Entretien. Le romancier et historien plonge dans la Florence des Médicis pour y analyser deux modalités de conquêt du pouvoir en pleine résonance avec nos guerres d’influence.

Et si les arcanes du pouvoir étaient toujours un peu les mêmes? C’est ce qui ressort à la lecture du dernier ouvrage de l’académicien Max Gallo, Machiavel et Savonarole – la glace et le feu. Une véritable plongée dans le siècle florentin, ses tensions et ses intrigues politiques, portée par la plume chatoyante de l’historien, grand adepte des biographies romancées.

Dirigée par les Médicis et les Borgia, Florence est alors au sommet de son rayonnement. Conquérir la ville, c’est dominer le monde, du moins l’Europe. C’est dans ce contexte fastueux que surgissent, à quelques années près, deux personnages qui vont chacun, pour un temps, régner sur la cité:

Nicolas Machiavel, redoutable stratège, et Jérôme Savonarole, prédicateur exalté. Toutes ressemblances avec notre époque seraient-elles purement fortuites? L’historien passe à la question.

Tout le monde a entendu parler de Machiavel, mais est-il vraiment tel qu’on se le représente ?

Je ne crois pas. A cause du secret qui l’entoure, il n’a pas toujours été compris. Machiavel, c’est avant tout un personnage discret. Présent, mais discret. Une sorte de secrétaire d’Etat aux Affaires étrangères, dirait-on aujourd’hui.

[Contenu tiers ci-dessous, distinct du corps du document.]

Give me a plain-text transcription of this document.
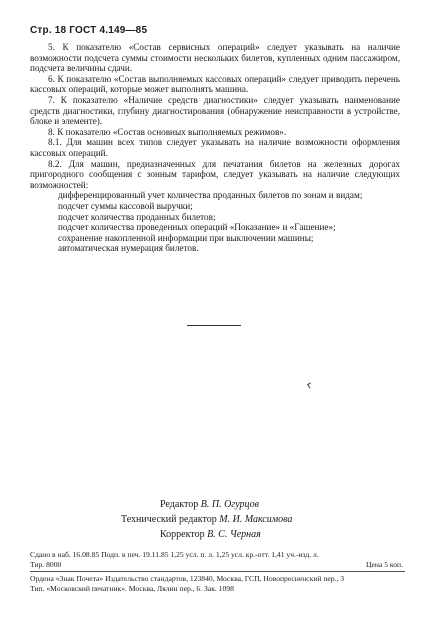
Стр. 18 ГОСТ 4.149—85

5. К показателю «Состав сервисных операций» следует указывать на наличие возможности подсчета суммы стоимости нескольких билетов, купленных одним пассажиром, подсчета величины сдачи.

6. К показателю «Состав выполняемых кассовых операций» следует приводить перечень кассовых операций, которые может выполнять машина.

7. К показателю «Наличие средств диагностики» следует указывать наименование средств диагностики, глубину диагностирования (обнаружение неисправности в устройстве, блоке и элементе).

8. К показателю «Состав основных выполняемых режимов».

8.1. Для машин всех типов следует указывать на наличие возможности оформления кассовых операций.

8.2. Для машин, предназначенных для печатания билетов на железных дорогах пригородного сообщения с зонным тарифом, следует указывать на наличие следующих возможностей:

дифференцированный учет количества проданных билетов по зонам и видам;

подсчет суммы кассовой выручки;

подсчет количества проданных билетов;

подсчет количества проведенных операций «Показание» и «Гашение»;

сохранение накопленной информации при выключении машины;

автоматическая нумерация билетов.

Редактор В. П. Огурцов
Технический редактор М. И. Максимова
Корректор В. С. Черная
Сдано в наб. 16.08.85 Подп. в печ. 19.11.85 1,25 усл. п. л. 1,25 усл. кр.-отт. 1,41 уч.-изд. л.
Тир. 8000	Цена 5 коп.
Ордена «Знак Почета» Издательство стандартов, 123840, Москва, ГСП, Новопресненский пер., 3
Тип. «Московский печатник». Москва, Лялин пер., 6. Зак. 1098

C’est surtout un homme, un ancien secrétaire de la seigneurie, qui se sait en position de faiblesse et qui a compris que pour accéder au pouvoir, il fallait avant tout s’en approcher et le séduire tout en douceur.

Le terme «machiavélique» est pourtant souvent entendu de manière très péjorative…

Il est vrai. Mais, pour ma part, je crois avoir dressé un portrait ni négatif ni positif, mais conforme à la réalité. Mais, en effet, le «machiavélisme» est devenu une manière d’exprimer des procédés politiques et des ambitions qui sont marquées par une certaine critique…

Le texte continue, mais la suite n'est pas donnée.